Je vous propose de découvrir deux extraits de ma nouvelle Le Dit de l’oracle. Bien sûr, ici aussi, fantastique et mythologie grecque vont faire bon ménage, comme vous pourrez le constater !

La Grèce antique, le cadre idéal pour un récit de fantastique

Toutes les mythologies se prêtent admirablement à la réalisation de récits fantastiques pleins de fureur et d’extase. La matière grecque est particulièrement abondante et bien connue.

La première fois que je l’ai abordée, c’était dans la nouvelle que je vous propose de découvrir aujourd’hui : Le Dit de l’oracle. J’y explore le personnage de la pythie de Delphes.

La pythie n’appartient pas au mythe. Elle a vraiment existé. Elle était l’oracle du sanctuaire dédié à Apollon dans la ville grecque de Delphes. Elle fut encore consultée à la grande époque classique des VIème et Vème siècles.

le dit de l'oracle marie tétart
Couverture de la nouvelle Le Dit de l’oracle d’après la peinture de John Collier, Priestess of Delphi, 1891

Ses oracles étaient semble-t-il incompréhensibles. Il fallait toute la science religieuse des exégètes pour en tirer une interprétation cohérente et utile à ceux qui venaient lui demander conseil.
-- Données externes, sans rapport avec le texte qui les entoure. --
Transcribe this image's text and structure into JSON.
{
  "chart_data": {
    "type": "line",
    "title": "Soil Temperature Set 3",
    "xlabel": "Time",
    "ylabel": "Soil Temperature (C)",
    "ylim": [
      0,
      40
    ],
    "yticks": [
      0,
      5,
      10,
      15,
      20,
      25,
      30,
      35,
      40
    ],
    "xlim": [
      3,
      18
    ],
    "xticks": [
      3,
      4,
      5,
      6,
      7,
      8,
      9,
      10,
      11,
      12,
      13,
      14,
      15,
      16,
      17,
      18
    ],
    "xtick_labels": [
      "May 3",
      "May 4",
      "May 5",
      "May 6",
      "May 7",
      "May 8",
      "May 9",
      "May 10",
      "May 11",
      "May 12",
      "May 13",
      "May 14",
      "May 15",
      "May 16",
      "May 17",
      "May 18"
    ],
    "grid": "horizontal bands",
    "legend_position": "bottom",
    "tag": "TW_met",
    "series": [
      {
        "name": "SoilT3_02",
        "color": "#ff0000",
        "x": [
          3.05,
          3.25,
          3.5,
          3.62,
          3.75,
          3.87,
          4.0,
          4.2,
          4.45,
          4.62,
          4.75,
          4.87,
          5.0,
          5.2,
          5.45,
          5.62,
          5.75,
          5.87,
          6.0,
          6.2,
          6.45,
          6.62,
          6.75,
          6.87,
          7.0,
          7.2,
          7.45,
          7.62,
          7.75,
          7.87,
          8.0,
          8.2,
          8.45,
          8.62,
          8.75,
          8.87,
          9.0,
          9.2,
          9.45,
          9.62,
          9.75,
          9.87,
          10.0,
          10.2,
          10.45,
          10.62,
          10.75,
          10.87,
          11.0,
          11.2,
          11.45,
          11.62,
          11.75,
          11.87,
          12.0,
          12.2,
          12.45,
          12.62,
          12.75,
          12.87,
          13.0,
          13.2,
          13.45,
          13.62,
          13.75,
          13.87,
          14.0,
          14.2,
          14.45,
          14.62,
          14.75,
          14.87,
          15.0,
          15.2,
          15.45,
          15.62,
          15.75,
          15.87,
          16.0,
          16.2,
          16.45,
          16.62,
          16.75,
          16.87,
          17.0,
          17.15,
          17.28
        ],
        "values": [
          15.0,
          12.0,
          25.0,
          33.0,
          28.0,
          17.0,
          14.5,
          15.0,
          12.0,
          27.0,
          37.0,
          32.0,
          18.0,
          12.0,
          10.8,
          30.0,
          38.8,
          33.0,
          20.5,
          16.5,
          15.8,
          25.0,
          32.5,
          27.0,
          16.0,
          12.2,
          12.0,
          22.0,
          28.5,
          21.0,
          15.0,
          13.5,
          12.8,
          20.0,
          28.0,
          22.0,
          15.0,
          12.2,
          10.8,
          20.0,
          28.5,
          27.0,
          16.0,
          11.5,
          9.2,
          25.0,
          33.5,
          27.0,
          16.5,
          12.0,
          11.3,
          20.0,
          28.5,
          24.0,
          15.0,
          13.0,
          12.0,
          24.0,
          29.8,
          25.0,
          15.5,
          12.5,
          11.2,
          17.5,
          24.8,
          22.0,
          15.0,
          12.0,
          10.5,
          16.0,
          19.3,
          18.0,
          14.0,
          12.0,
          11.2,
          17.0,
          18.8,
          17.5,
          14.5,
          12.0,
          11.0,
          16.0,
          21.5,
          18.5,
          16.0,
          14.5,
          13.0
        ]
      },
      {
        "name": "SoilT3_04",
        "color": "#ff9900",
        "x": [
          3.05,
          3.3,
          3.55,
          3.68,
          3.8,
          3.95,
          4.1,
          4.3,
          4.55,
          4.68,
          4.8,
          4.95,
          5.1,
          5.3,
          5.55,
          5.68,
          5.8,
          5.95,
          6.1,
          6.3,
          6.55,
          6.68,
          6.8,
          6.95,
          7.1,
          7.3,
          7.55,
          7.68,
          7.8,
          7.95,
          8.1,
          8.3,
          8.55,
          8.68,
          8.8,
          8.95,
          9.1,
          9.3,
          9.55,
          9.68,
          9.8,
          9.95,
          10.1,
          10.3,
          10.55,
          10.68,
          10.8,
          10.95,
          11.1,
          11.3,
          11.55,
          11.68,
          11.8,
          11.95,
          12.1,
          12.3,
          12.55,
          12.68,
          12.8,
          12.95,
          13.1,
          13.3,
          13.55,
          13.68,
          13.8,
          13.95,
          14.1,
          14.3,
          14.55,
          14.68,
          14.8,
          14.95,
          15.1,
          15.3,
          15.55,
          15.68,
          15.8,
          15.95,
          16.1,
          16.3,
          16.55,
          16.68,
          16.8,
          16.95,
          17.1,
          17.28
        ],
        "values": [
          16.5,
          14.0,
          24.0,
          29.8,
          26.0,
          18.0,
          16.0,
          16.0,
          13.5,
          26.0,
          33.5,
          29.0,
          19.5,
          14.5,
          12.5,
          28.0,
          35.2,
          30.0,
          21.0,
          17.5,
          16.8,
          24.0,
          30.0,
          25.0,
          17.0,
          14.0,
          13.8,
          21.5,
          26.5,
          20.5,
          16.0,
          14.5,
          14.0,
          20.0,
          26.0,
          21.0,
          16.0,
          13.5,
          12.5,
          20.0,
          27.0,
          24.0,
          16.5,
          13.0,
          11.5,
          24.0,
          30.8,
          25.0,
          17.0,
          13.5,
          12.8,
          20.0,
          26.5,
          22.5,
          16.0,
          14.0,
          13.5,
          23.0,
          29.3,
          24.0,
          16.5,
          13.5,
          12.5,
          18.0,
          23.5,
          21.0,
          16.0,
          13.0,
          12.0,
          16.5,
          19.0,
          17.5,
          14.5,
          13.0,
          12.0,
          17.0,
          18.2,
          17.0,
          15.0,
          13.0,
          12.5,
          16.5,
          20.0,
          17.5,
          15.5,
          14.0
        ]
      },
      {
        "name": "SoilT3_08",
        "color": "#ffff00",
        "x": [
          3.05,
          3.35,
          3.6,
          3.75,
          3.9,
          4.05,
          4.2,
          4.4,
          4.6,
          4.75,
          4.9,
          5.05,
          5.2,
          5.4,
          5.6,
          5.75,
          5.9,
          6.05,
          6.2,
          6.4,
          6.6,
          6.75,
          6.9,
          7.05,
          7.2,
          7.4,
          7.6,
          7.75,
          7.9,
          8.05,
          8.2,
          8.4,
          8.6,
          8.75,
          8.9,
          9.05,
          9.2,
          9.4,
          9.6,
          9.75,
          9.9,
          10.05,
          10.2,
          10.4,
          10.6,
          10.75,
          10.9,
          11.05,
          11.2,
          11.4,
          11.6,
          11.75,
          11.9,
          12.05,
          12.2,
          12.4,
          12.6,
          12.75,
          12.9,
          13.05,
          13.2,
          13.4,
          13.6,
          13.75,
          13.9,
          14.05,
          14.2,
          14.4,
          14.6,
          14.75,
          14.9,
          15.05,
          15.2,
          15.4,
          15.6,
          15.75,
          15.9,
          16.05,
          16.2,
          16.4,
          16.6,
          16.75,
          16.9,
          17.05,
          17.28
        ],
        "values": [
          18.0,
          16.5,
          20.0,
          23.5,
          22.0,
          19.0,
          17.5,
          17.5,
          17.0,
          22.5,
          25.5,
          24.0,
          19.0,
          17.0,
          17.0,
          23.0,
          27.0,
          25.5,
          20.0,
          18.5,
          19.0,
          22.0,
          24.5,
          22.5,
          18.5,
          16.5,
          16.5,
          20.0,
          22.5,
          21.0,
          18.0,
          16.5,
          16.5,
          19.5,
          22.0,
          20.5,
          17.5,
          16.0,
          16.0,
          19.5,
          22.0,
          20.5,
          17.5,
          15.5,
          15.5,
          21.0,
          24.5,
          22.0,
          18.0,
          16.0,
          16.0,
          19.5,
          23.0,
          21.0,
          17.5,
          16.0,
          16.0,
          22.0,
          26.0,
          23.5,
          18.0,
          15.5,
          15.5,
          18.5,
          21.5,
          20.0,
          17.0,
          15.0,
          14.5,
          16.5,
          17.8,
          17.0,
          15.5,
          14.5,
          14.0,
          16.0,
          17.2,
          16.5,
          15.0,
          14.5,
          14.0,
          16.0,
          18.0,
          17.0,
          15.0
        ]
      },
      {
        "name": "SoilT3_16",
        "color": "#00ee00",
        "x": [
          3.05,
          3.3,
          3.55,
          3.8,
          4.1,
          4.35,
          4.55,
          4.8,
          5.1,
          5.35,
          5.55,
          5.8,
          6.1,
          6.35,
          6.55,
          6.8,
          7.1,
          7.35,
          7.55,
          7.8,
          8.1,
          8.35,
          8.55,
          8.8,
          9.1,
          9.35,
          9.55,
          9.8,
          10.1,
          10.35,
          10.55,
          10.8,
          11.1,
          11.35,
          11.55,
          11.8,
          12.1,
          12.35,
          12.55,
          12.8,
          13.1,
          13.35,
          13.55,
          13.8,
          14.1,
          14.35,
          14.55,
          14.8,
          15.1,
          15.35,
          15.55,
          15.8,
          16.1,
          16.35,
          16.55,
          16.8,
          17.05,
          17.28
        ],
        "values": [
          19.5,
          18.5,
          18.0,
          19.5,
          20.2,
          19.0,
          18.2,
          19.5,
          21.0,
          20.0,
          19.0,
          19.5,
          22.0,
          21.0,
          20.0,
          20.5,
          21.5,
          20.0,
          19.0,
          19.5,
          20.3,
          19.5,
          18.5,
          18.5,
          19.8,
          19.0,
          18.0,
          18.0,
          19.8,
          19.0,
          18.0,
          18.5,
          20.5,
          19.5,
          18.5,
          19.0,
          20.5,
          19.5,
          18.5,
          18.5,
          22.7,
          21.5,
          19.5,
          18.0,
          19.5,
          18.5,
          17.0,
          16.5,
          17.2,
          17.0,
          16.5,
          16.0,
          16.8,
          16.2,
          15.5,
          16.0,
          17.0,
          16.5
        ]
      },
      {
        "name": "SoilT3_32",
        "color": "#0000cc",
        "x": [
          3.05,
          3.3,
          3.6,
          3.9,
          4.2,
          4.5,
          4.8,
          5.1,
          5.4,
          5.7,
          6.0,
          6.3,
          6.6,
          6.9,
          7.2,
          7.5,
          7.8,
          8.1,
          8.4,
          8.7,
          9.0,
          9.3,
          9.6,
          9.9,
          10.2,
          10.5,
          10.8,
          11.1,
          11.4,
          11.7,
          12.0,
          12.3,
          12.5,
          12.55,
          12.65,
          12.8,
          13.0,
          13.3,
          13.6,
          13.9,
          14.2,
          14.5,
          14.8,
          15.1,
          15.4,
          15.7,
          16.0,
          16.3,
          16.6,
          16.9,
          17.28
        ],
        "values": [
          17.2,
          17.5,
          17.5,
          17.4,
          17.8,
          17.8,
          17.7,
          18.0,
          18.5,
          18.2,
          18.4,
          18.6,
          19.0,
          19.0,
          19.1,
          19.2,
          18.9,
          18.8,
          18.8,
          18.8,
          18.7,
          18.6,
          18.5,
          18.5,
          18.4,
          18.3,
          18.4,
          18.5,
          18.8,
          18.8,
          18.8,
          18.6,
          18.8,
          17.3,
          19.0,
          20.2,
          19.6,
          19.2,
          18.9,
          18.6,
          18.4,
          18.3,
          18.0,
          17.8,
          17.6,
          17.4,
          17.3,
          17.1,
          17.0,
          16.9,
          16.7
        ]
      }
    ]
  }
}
Pour mon Dit, j’ai joué avec la réalité et repris un vieux poncif : celui d’une transe de la pythie, due à des exhalaisons sulfureuses issues d’une faille dans le mont Parnasse sur lequel se situait le sanctuaire. En réalité, la pythonisse était possédée par le dieu grâce à une observance stricte de rituels, sans aucun artifice d’aucune sorte.

Pour me faire pardonner cette entorse à la réalité, j’invoque ici le poète latin Lucain, qui fut le premier à imaginer les délires mystiques de l’oracle aux prises avec l’esprit d’un dieu furieux. Je n’ai fait que le suivre et renchérir, tout comme beaucoup d’autres artistes depuis 2 000 ans !

Je me suis aussi amusée à d’autres fantaisies que Plutarque et les autres Anciens auraient sans doute reniées, histoire de marier plus intimement encore fantastique et mythologie grecque… Mais cela, vous le découvrirez si vous lisez la nouvelle en entier !

Je vous laisse en compagnie de Loreena McKennit sur une musique qui évoque de lointains voyages. Le premier extrait donne les prémices de la tragédie…

Comment une épouse délaissée devint la voix qui parlait aux hommes…

« Strepsiade tenait le message entre ses mains. Cette vision prophétique de l’avenir de sa cité lui brûlait les doigts. Au souvenir de la Pythie, il frissonnait encore, comme si la voix monocorde de l’oracle courait elle-même le long de son échine. Les paroles avaient beau être pour lui dénuées de sens, l’épouvante régnait entre ces mots. La chute finalement était heureuse et il pouvait s’en réjouir, mais il n’oublierait jamais la terreur qui l’avait habité durant cette consultation.

Jadis, jamais Callirhoé n’aurait pu lui insuffler émotion si forte. Son épouse, alors, était une autre femme. Toute parée de vertus et de discrétion, les seuls attributs souhaités pour celles de son sexe, elle ne lui inspirait qu’indifférence. Presque quinze années de mariage et il n’avait jamais consommé cette union forcée. La virilité n’était pas en cause. Entre deux batailles, sa couche était toujours bien garnie d’éphèbes, parmi les plus bels adolescents laissés à sa charge par les lignées aristocratiques de la cité pour qu’il en fasse de bons guerriers.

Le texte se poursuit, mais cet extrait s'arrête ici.